There’s nothing really original here except for the anecdotes. Perhaps that makes this post all the more damning.
I was speaking with a friend who lives in DuPage recently. He’s married. He and his wife both have four-year college degrees. They both work. She is doing paid post-graduate research work. He works in sales and is also going to graduate school to establish a new career. They are in their late twenties. They are considering moving from their rental apartment and are looking at their housing options. Those options in DuPage, for affordable housing, are not good.
My friend recently spoke to a friend of his from college, living in another state, who does some sort of computer technology consulting. The tech friend, a fellow college graduate with additional technical education he keeps increasing, lives at home because of a lack of stable income (he can be unemployed for months at a time). He is 31.

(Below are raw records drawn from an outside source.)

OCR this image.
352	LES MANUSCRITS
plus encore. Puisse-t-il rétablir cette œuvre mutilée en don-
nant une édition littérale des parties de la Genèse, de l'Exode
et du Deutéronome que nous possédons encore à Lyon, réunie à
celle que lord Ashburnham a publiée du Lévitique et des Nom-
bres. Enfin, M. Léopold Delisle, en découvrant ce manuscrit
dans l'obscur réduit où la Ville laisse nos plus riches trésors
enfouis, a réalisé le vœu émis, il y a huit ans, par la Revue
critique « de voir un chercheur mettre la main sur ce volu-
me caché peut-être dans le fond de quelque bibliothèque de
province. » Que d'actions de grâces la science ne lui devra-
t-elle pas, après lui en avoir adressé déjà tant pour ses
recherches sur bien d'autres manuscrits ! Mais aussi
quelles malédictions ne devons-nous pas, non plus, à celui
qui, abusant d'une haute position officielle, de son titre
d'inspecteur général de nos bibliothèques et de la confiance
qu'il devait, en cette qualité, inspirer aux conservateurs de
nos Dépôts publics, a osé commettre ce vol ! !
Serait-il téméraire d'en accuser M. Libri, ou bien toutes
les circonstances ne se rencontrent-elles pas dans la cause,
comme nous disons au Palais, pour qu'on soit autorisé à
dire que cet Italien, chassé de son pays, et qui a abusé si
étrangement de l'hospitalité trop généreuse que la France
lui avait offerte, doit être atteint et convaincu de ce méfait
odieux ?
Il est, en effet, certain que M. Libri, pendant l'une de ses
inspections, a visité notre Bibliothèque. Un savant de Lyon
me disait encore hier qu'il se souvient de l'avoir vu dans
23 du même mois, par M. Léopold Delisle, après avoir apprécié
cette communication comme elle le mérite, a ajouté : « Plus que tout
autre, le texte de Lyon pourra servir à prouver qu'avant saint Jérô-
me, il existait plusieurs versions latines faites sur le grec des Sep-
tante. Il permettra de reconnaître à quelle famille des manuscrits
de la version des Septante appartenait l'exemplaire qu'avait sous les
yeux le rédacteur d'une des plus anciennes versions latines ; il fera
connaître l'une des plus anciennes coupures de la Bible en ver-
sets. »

These two college alumni, both with bachelor degrees and additional education/certification, were talking about a dozen or so friends who were college graduate contemporaries from their school. They rattled off names and observed that only one of these people had a mortgage (i.e. “owned” their home). They observed that only a couple of them didn’t live with their parents.
My sense is that living with your parents as an adult in America, with some exceptions such as for culture and health, used to be an issue of economic class. I remember reading in college Mario Puzo’s novel “The Fortunate Pilgrim” where moving away from home was, in some sense, an evolution and realization of the “American Dream” for immigrants in all the grandeur and loss that severing such ties represents. My personal experience, moving home for a year with some of my siblings after graduating college in the early 1990s, was unexpected. A lot of American college graduates were moving home then because of the lack of decent paying jobs and the high cost of housing, but it was a new enough phenomena to merit news coverage and take quite a few parents by surprise. Growing up neither my parents nor I thought this would be the natural course of things. I’m sure it happened to a lot of people - but in my area it wasn’t a middle class expectation. It wasn’t “normal.”
Listening to my friend talk about how the vast majority of his college-educated circle of friends, most employed, were still living with their parents made me realize we had lost “normal” - and these young adults, people who we once and perhaps still view as the upcoming “middle class,” were losing out.
I don’t know how many of these young adults may have delayed marriage, or even serious relationships. I don’t know how many of these young adults have or will delay having children, if they have them at all. The statistics for the country suggest longer delays. The social effects, beyond increasing physical problems for older adults trying to bear children, are little publicized and perhaps not well studied. The statistics suggest that the problems of financial independence that have afflicted “lower-income” young adults so unjustly for so long have now become “middle class” problems too. The widespread support for increased minimum wage and living wage laws in the states this past election speak to this change of circumstance, and the concern.
When established economists and policymakers talk about our wonderful economy in the Bush era they likely go back at the end of the day to their own homes which, in some respects, seems rather unfortunate. I suspect if many of them went back to a home that their parents still lived in and owned they might have a different appreciation of the situation. They might, for instance, have to be back by a curfew that respects their parents’ bedtime. They might have to ask their parents if they can have a friend over. They might lack convenient space for, or access to, a computer. They might even be limited in the work they seek by household restrictions on parking - or by the limitations of area mass transit. Borrowing a phrase from economics, they might feel restrained in their ability to be a “self-maximizing agent.”
I remember what the normal expectations used to be for a decent economy. You don’t need to be an economist or a policymaker to know that it isn’t a good economy when so many are losing out.
Comments 1
Yes we have lost the old “normal.” When I graduated from college 25 years ago, I left home with nothing. For the few couple years of my career I had no money. I shared a Chicago area apt with a college roommate. We had no TV, no computer, no internet, no cell phone, no bottled water and no car. I had just enough money to get by. I could not afford a ten cent newspaper to read on the train or eat at a restaurant. I considered myself lucky since I had two business suits and one good pair of dress shoes. I could not afford to go directly to grad school because I had no money and my parents were not going to foot the bill. The rent my parents wanted to charge me to live under their roof was HIGHER than what it cost me to sustain myself on my own! (Perhaps the new “normal” parents could take this tack to make sure their birds establish their own nests.)
Ask your young professional friends about their TV’s, cell phones, restaurant/bar habits and cars. How many of them would be willing to forgo the cushy lifestyle living at home provides for toughing it out to establish themselves. For those who are still renting, perhaps they should take a look at where their money is going before presuming that some amorphous economic system is working “against” them!